社員がWorkplaceでログインまたはログアウトを実行したときにトリガーされるイベント。

イベント動作

イベント	動作
`log_in`	ユーザーが、wwwまたはモバイルアプリのいずれかで、パスワードまたはSSOを使用してWorkplaceにログインした。
`log_out`	ユーザーが、wwwまたはモバイルアプリのいずれかで、パスワードまたはSSOを使用してWorkplaceからログアウトした。管理者による強制ログアウトは含まれません(`admin_force_log_out`を参照)

log_in

ユーザーが、wwwまたはモバイルアプリのいずれかで、パスワードまたはSSOを使用してWorkplaceにログインした。

log_out

ユーザーが、wwwまたはモバイルアプリのいずれかで、パスワードまたはSSOを使用してWorkplaceからログアウトした。

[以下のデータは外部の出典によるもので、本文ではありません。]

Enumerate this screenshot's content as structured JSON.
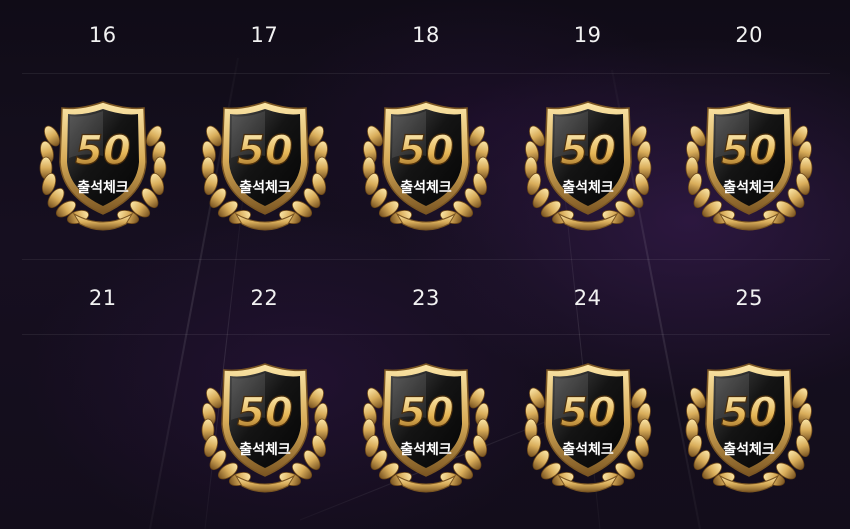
{
  "calendar": {
    "weeks": [
      {
        "days": [
          {
            "day": "16",
            "reward": {
              "amount": "50",
              "label": "출석체크"
            }
          },
          {
            "day": "17",
            "reward": {
              "amount": "50",
              "label": "출석체크"
            }
          },
          {
            "day": "18",
            "reward": {
              "amount": "50",
              "label": "출석체크"
            }
          },
          {
            "day": "19",
            "reward": {
              "amount": "50",
              "label": "출석체크"
            }
          },
          {
            "day": "20",
            "reward": {
              "amount": "50",
              "label": "출석체크"
            }
          }
        ]
      },
      {
        "days": [
          {
            "day": "21",
            "reward": null
          },
          {
            "day": "22",
            "reward": {
              "amount": "50",
              "label": "출석체크"
            }
          },
          {
            "day": "23",
            "reward": {
              "amount": "50",
              "label": "출석체크"
            }
          },
          {
            "day": "24",
            "reward": {
              "amount": "50",
              "label": "출석체크"
            }
          },
          {
            "day": "25",
            "reward": {
              "amount": "50",
              "label": "출석체크"
            }
          }
        ]
      }
    ]
  },
  "colors": {
    "background": "#120d1a",
    "grid_line": "#2a2433",
    "day_text": "#f2f2f2",
    "gold_light": "#fbe6a8",
    "gold": "#d9ad5a",
    "gold_dark": "#7a5522",
    "shield_dark": "#141414"
  }
}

管理者による強制ログアウトは含まれません(admin_force_log_outを参照)

`two_factor`

社員が二段階認証を有効または無効にしたときにトリガーされるイベント。

イベント	動作
`two_factor_enable`	ユーザーが[設定]タブから二段階認証を有効にした。これは、誰かが特定の電話番号を確認したときに取得されるのではなく、機能が有効になったことを示します。
`two_factor_disable`	ユーザーが[設定]タブから二段階認証を無効にした。これは、誰かが特定の電話番号の二段階認証を無効にしたときに取得されるのではなく、機能が無効になっていることを示します。
`add_two_factor_phone`	二段階認証に使用する電話番号をユーザーが追加、確認した。
`two_factor_code_success`	ユーザーがWorkplaceのウェブサイトまたはモバイルウェブサイトにログインする際に、有効な二段階コードを入力した
`two_factor_code_failure`	ユーザーがWorkplaceのウェブサイトまたはモバイルウェブサイトにログインする際に、無効な二段階コードを入力した
`two_factor_code_success_m`	ユーザーがWorkplace iOSまたはAndroidモバイルアプリにログインする際に、有効な二段階コードを入力した
`two_factor_code_failure_m`	ユーザーがWorkplace iOSまたはAndroidモバイルアプリにログインする際に、無効な二段階コードを入力した

`reseller_events`

リセラーに関連するイベント。

イベント	動作
`reseller_user_added`	リセラー会社の非管理ユーザーがリセラーコンソールを表示できるようにする。
`reseller_user_removed`	リセラー会社の非管理ユーザーがリセラーコンソールを表示できないようにする。
`reseller_invite_sent`	リセラーが自社とリンクするよう別の会社を招待する。
`reseller_invite_accepted`	ある会社がリセラーからのリンク招待を受け入れる。
`reseller_invite_declined`	ある会社がリセラーからのリンク招待を拒否する。

リンク

詳しくは、リンクトピックのリファレンスドキュメントをご覧ください

イベント	動作
`preview`	シェア可能なリンクへのアクセスをリクエストしているユーザーに関するメタデータ。
`collection`	プレビューを生成するためにWorkplaceでシェアされたリンクのメタデータ。

情報ライブラリ

さらに詳しくは、情報ライブラリカテゴリグラフAPIのドキュメントをご覧ください。

サブスクリプションフィールド	動作
`categories`	情報ライブラリのコンテンツが追加、更新、削除された時点、または読み取りオーディエンスが更新された時点でトリガーされます。
`comments`	情報ライブラリに新しいコメントが追加されたり、コメントが更新または削除されたりするたびにトリガーされます。
`quicklinks`	情報ライブラリクイックリンクが追加、更新、削除される時点でトリガーされます。